Empty Strings and NULL
The term "NULL" is used exclusively to refer to NULL pointers.
The term empty string is used in place of the term null string, which is used in the WGML Reference, to avoid confusion with the use of NULL. An empty string in a source file has one of two forms:
'' or ""
On the command line, only the first form is valid: two double quotes ("") is interpreted by wgml as a missing value, producing this error message:
CL--004: Missing option value for 'device'
if it the last item in the command stream, or, for the invocation
wgml test ( device "" incl
the message becomes
IO--008: For the device (or font) 'incl': The information file for this name cannot be found. If the device/font has been defined, the problem may be that the DOS SET symbol GMLLIB has not been correctly set to point to the device library.

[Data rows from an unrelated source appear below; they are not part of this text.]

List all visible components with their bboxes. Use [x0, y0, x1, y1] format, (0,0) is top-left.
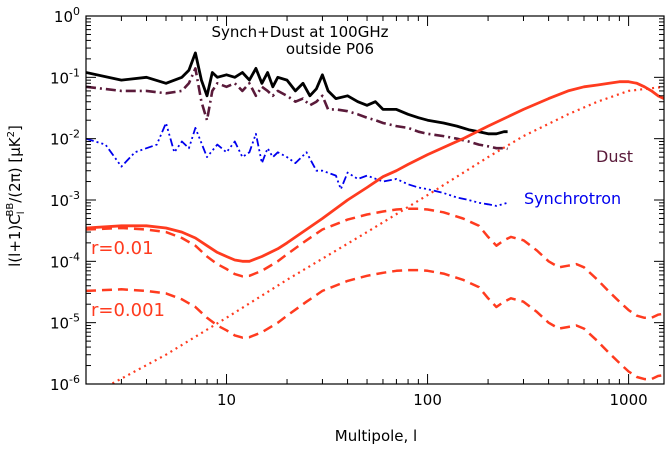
series-dust	[86, 67, 508, 151]
chart-title-line1: Synch+Dust at 100GHz	[212, 23, 389, 41]
series-lensing	[109, 85, 664, 384]
y-tick-label: 10-1	[50, 66, 80, 87]
series-total	[86, 51, 508, 136]
series-layer	[86, 51, 664, 384]
y-tick-label: 100	[54, 5, 80, 26]
y-tick-label: 10-5	[50, 312, 80, 333]
x-tick-label: 100	[413, 391, 442, 409]
synchrotron-label: Synchrotron	[524, 189, 621, 208]
series-synchrotron	[86, 122, 508, 207]
x-tick-label: 10	[217, 391, 236, 409]
chart-title-line2: outside P06	[286, 40, 374, 58]
r-0.01-label: r=0.01	[91, 238, 154, 259]
tick-layer: 10 100 1000 10-6 10-5 10-4 10-3 10-2 10-1 100	[50, 5, 664, 409]
series-r0001_tensor	[86, 268, 664, 381]
dust-label: Dust	[596, 147, 633, 166]
y-tick-label: 10-2	[50, 128, 80, 149]
r-0.001-label: r=0.001	[91, 300, 165, 321]
x-tick-label: 1000	[610, 391, 648, 409]
y-tick-label: 10-4	[50, 250, 80, 271]
series-r001_tensor	[86, 207, 664, 320]
x-axis-label: Multipole, l	[335, 427, 417, 445]
series-r001_total	[86, 80, 664, 263]
y-tick-label: 10-3	[50, 189, 80, 210]
y-axis-label: l(l+1)ClBB/(2π) [μK2]	[5, 125, 27, 267]
y-tick-label: 10-6	[50, 373, 80, 394]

which indicates that the "" is skipped and the next option is taken as the device name. In contrast, '', at least in copparse.exe, becomes a two-character string value. This presumably reflects how the command line is presented to the program, so wgml probably sees the same string.

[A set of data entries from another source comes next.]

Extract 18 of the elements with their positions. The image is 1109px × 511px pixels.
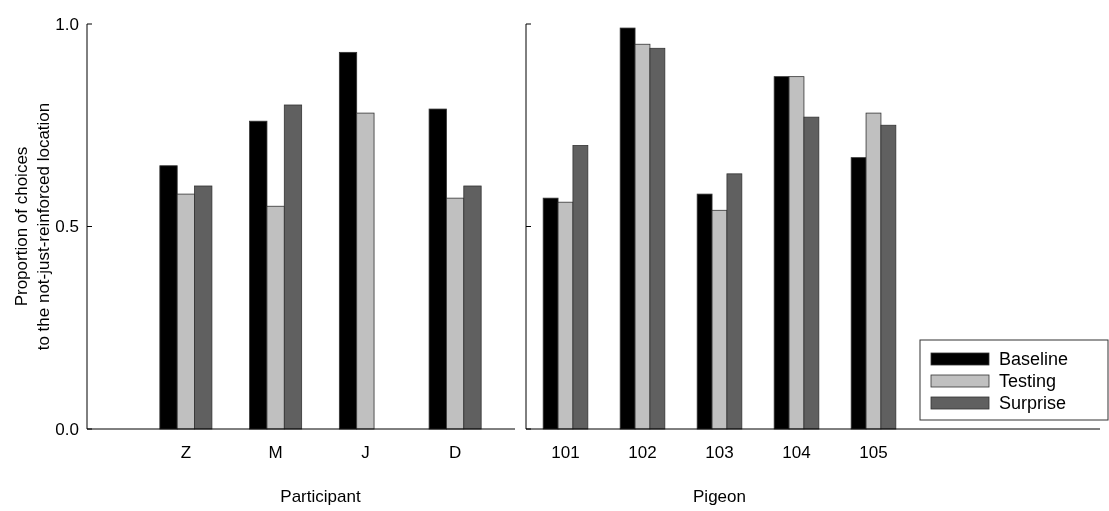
x-tick-label: 103 xyxy=(705,443,734,462)
legend-label: Surprise xyxy=(999,393,1067,414)
y-tick-label: 0.5 xyxy=(55,217,79,237)
y-axis-title: Proportion of choices to the not-just-reinforced location xyxy=(12,102,53,351)
x-tick-label: D xyxy=(448,443,462,462)
x-tick-label: 102 xyxy=(628,443,657,462)
x-tick-label: 104 xyxy=(782,443,811,462)
x-tick-label: J xyxy=(361,443,370,462)
x-tick-label: 105 xyxy=(859,443,888,462)
legend-label: Testing xyxy=(999,371,1057,392)
x-axis-title: Participant xyxy=(280,487,361,506)
y-tick-label: 0.0 xyxy=(55,419,79,439)
legend-label: Baseline xyxy=(999,349,1069,370)
x-axis-title: Pigeon xyxy=(693,487,746,506)
x-tick-label: M xyxy=(268,443,283,462)
x-tick-label: 101 xyxy=(551,443,580,462)
y-tick-label: 1.0 xyxy=(55,14,79,34)
x-tick-label: Z xyxy=(180,443,192,462)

In the binary device file format, an empty string has one of two forms:
- If the string is encoded as a length byte followed by an array of characters, then an empty string is the length byte only, with a value of "0x00". The array does not appear in any way.
- If the string is encoded as a character array terminated by '\0', then only the terminator appears.

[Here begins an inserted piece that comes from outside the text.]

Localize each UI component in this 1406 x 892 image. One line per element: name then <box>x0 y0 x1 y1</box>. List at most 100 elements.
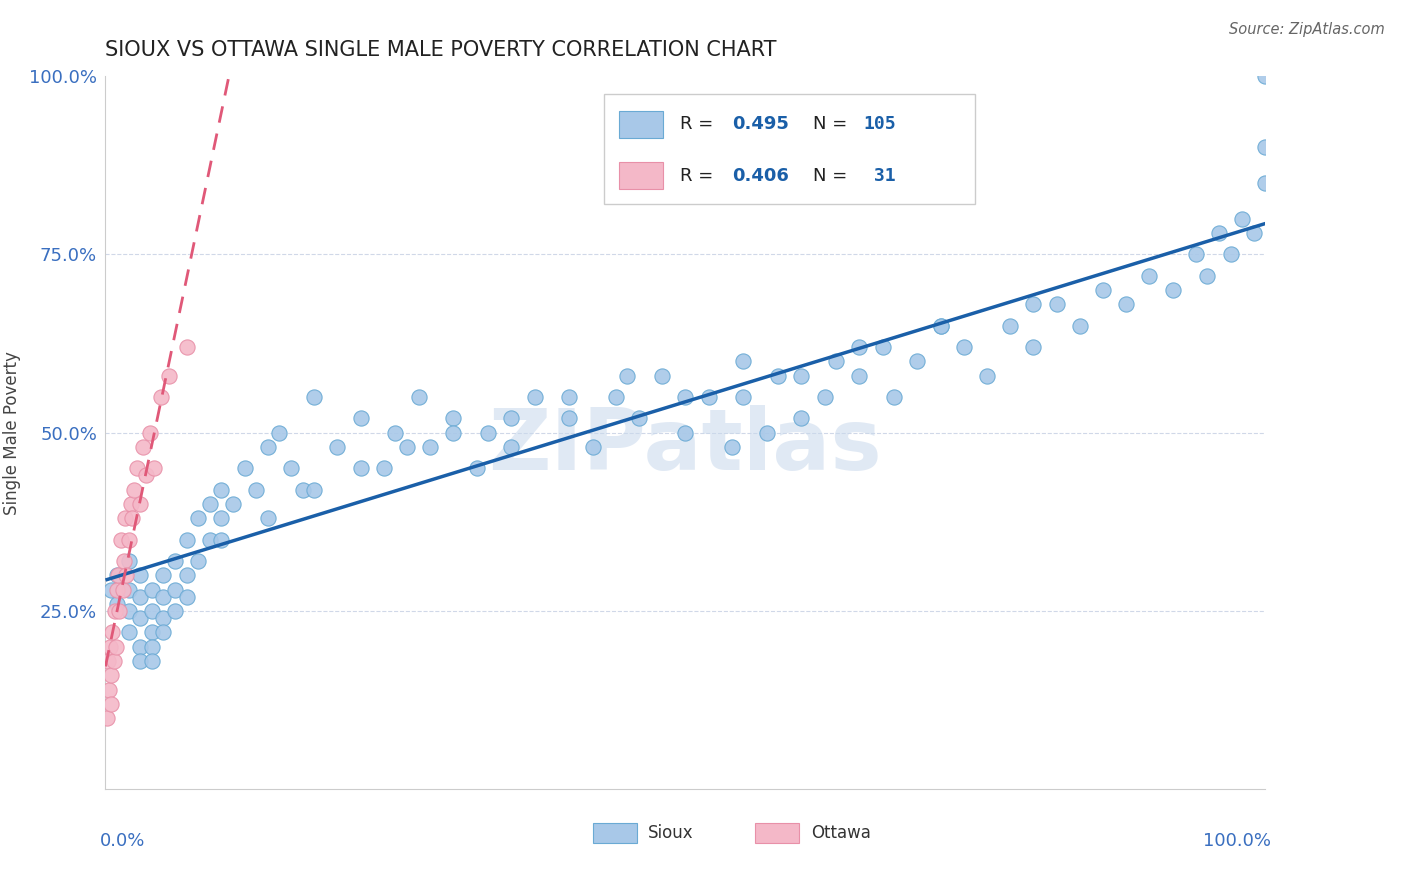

Since the terminator '\0' is identical to a count of value "0x00", the effect in either case is the same: a single byte, of value "0x00".
An empty string in a binary member file is parsed as a NULL pointer when an empty string is a valid value for the corresponding attribute, and as a format error when gendev neither allows nor creates an empty string for the corresponding attribute.
The DOS and OS/2 versions of wgml found in the Open Watcom repository both state that they are version 4.0.
The DOS and OS/2 versions of gendev found in the Open Watcom repository both state that they are version 4.1.
The binary device files produced by gendev 4.1 and read by wgml 4.0 are all identified as "V4.1 PC/DOS" in the header.
The Wiki currently reflects a more relaxed usage. An effort is in progress to correct this. The correct usage would be:
- Use "version 4.1" with binary device files and gendev only.
- Use "version 4.0" with wgml.
- Use "version 4.x" when both gendev and wgml are referred to or this version is referred to in general.
Until the correction is complete, some references to wgml as "version 4.1" or other errors may be encountered.
Keeping Priorities Straight
Implementing the code for parsing binary device files posed a classic problem: I had no way of predicting what form wgml will need the data in and yet I had to provide it in some form both to show how it is done and to verify that I have described the format adequately. This problem persists with code intended specifically for use with wgml, and will apply to my future endeavors as well.
I was therefore compelled to make decisions which may turn out to be incorrect. For example, my decision to return each cop_device, cop_driver, and cop_font struct as a single block of memory on the heap, so that it can be freed with one statement without worrying about all the pointers it contains, also makes it very hard to modify, in particular, those areas where modification is most likely to be needed. This may still cause problems; however, the code written to load the binary library and create the "available fonts" revealed no problems with that decision.
On the other hand, the version of cop_font used in the code written for wgml differs from that used originally because this struct needed to become an element in a linked list and the defined name turned out be required so that the font which the cop_font contained data for could be identified. Thus, the structures and function signatures provided are not to be treated as being in their final form. As wgml reaches the point that it is known what it needs in terms of particular functions or of data structures, then changes will be made as needed to produce a properly-functioning program.
Note to Users of Linux and Related OSes
Currently, the research functions compile and link under Linux. So far as I know, nobody has tested them.
The function cfcheck() depends on being able to determine the size of disk files. For DOS/Windows/OS2, this is as simple as accessing a field in the DIRENT structure; but the Linux DIRENT does not have this field.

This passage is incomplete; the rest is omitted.